今回の目的は廊下での戦闘で勝ちに行くことだ。校内2位の姫路と40人のFクラス生徒が参加しているので、廊下での戦闘はまず取れるだろう。

 

「明久、神野、姫路!」

 

雄二が神野と明久を呼びかける。

 

「明久は、姫路が消耗しないようにアシストに徹しろ。」

 

「Dクラス戦と同じ戦い方だね、わかったよ。」

 

「姫路は、数学でBクラスのメンバーを何人か倒して士気を上げるだけでいい。」

 

「わかりました!」

 

「神野は、前線に参加するが基本的には戦うな。少なくとも得意科目な数学と化学を使うな。」

 

「え?なんで?」

 

神野は不可解な指示に疑問を浮かべる。

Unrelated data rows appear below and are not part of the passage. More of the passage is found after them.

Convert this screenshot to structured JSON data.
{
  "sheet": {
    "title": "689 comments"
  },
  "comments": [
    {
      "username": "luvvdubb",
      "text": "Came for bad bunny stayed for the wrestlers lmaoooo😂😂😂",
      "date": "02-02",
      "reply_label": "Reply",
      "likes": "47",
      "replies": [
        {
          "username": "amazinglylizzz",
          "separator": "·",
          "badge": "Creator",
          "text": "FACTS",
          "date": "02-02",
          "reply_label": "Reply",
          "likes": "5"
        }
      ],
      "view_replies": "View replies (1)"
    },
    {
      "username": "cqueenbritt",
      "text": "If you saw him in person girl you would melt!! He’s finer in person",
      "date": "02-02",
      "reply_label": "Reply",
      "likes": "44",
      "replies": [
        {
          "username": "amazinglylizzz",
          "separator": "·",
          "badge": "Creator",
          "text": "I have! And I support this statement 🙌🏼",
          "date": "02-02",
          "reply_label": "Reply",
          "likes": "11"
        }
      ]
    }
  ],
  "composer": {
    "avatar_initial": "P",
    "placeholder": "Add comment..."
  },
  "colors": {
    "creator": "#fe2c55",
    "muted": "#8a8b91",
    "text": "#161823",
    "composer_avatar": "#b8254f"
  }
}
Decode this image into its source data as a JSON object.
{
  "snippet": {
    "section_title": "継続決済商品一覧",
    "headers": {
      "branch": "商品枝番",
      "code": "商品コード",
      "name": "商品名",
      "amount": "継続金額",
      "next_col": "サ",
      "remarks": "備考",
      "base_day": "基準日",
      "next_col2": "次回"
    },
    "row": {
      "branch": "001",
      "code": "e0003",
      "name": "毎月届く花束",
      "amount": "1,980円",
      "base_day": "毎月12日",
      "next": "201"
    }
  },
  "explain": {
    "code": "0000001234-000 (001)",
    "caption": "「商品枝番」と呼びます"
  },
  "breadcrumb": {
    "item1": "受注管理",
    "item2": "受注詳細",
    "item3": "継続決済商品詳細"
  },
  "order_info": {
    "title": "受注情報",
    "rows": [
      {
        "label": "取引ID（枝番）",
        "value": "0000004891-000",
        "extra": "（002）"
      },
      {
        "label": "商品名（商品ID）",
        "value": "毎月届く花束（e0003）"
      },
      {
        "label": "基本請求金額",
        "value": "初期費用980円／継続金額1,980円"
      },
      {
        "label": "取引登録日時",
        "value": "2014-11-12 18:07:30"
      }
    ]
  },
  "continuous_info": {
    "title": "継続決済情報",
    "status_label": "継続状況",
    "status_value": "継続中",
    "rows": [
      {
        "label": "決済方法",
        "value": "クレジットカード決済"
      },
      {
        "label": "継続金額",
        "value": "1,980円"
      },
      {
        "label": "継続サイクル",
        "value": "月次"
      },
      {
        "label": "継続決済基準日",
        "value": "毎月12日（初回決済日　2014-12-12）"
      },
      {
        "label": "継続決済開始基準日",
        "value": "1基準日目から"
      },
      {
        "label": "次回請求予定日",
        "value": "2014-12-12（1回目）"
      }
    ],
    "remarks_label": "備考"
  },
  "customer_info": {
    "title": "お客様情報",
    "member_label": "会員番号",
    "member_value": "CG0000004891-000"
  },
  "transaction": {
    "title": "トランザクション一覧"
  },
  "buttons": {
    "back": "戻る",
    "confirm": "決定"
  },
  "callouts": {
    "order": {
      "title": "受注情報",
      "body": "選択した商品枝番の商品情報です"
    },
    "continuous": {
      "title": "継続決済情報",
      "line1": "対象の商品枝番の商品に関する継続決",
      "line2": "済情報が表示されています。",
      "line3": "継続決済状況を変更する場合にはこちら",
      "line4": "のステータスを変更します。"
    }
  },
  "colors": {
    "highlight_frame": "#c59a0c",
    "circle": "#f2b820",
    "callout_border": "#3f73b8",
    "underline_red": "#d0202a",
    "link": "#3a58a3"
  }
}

渡り廊下を取ることが必須なら得意科目で挑むならそれが普通だと思ってたからだ。

 

「Bクラスの後半戦でお前の戦いが肝要になって来る。姫路がDクラス戦でマークされているからな」

 

「…何となく、坂本君の狙いが読めてきたよ。わかった、戦うのは控えるよ」

 

キーンコーンカーンコーン

 

昼休み終了のベルがBクラス戦開始のゴングとして鳴り響く。

 

「よし、行ってこい!目指すはシステムデスクだ!」

 

『サー、イェッサー!』

 

今回は敵を教室に押し込むことが目的であるので、勢いが重要となる。

 

そのため、Fクラスメンバーがほぼ全力でBクラスへと向かう廊下を駆け出した。

 

今回の勝負科目は数学で、長谷川先生を呼んだ。Bクラスは比較的文系が多いのと、なぜか長谷川先生は召喚可能範囲が広いというのが理由である。

 

また、英語のライティングの山田先生と物理の木村先生を呼んでいる。立会いの教師を多くして一気に駆け抜けることが目的だ。

 

「いたぞ、Bクラスだ!」

 

「高橋先生を連れているぞ!」

 

明久が正面を見るとゆっくりとした足取りでBクラスのメンバーが歩いてくる姿があった。

 

人数が10人程度で、様子見といったところである。

 

「生かして帰すなーっ!」

 

物騒な台詞が皮切りとなり、Bクラス戦が始まった。